Apparently, there is a horrible ghonorrea out break at our school. Woo! What a way for Loyola to welcome us back.
I want nothing more to get stoned and go to your little sisters petting zoo party but I need to have priorities
You know, I had the money for a pregnancy test, but at the time, tacos were more important.
So essentially hes paying me $150k/year for the rest of his career to not have sex
SERIOUSLY? WTF! why cant I find a super hot, super gay, super conservative christian NFL player in need of a beard?

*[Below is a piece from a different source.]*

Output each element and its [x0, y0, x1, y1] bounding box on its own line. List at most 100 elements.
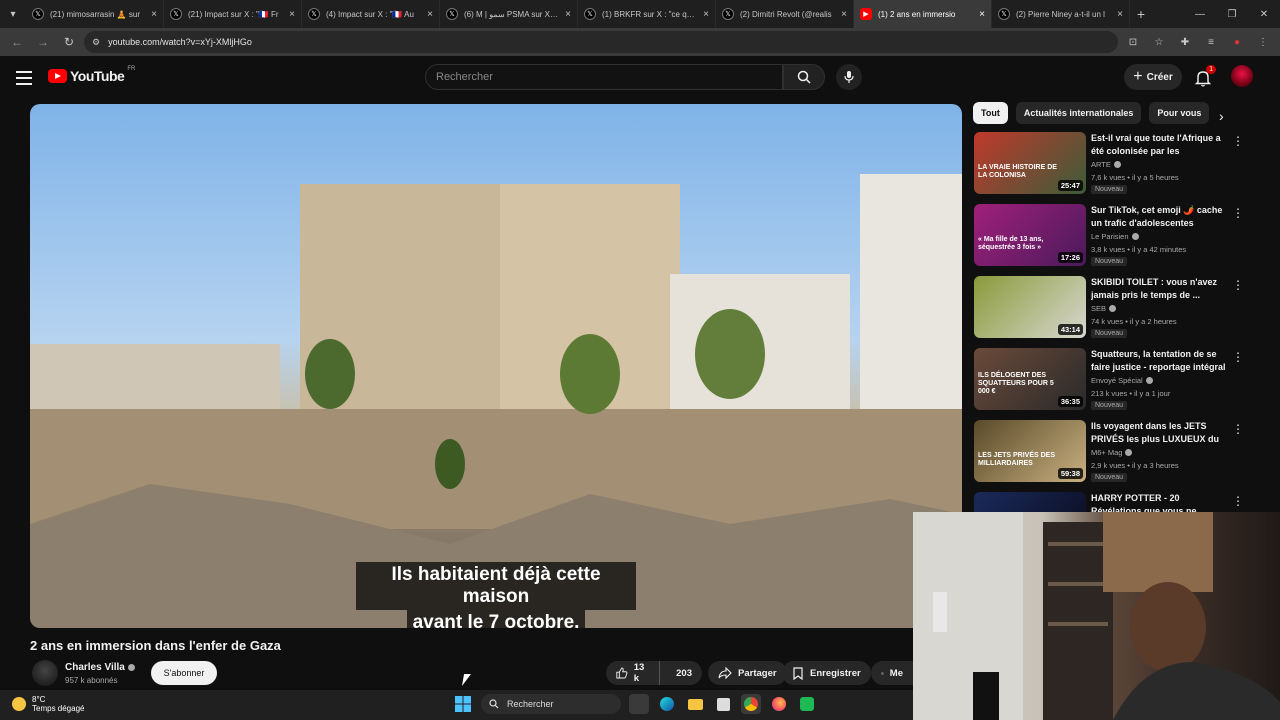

Well I found out I was essentially dumped and replaced by a hipster and apparently offered a girl $95 to go out with me. In the spirit of the Olympics I will not be spending any time on the medal stand.
I'm going to get high and eat ice cream until the pain goes away. You're welcome to join.
I want falafel more than sex right now. That's really saying something for me...
I would just like to say that I was the one who said that we should find scissors, when they were cutting your hair with a kitchen knife. I am responsible.
I still feel bad for it, even though I technically only videotaped it and helped will to distract the questioning neighbor
There is a woman in the stall next to me giving a pep talk to her daughter that wants to call off her wedding. I'm afraid to pee!
the cuervo was good, but I started with jello shots. and when i threw up a whole jello shot came out.
Put down the Captain Crunch and get over here. It’s a dickfest!!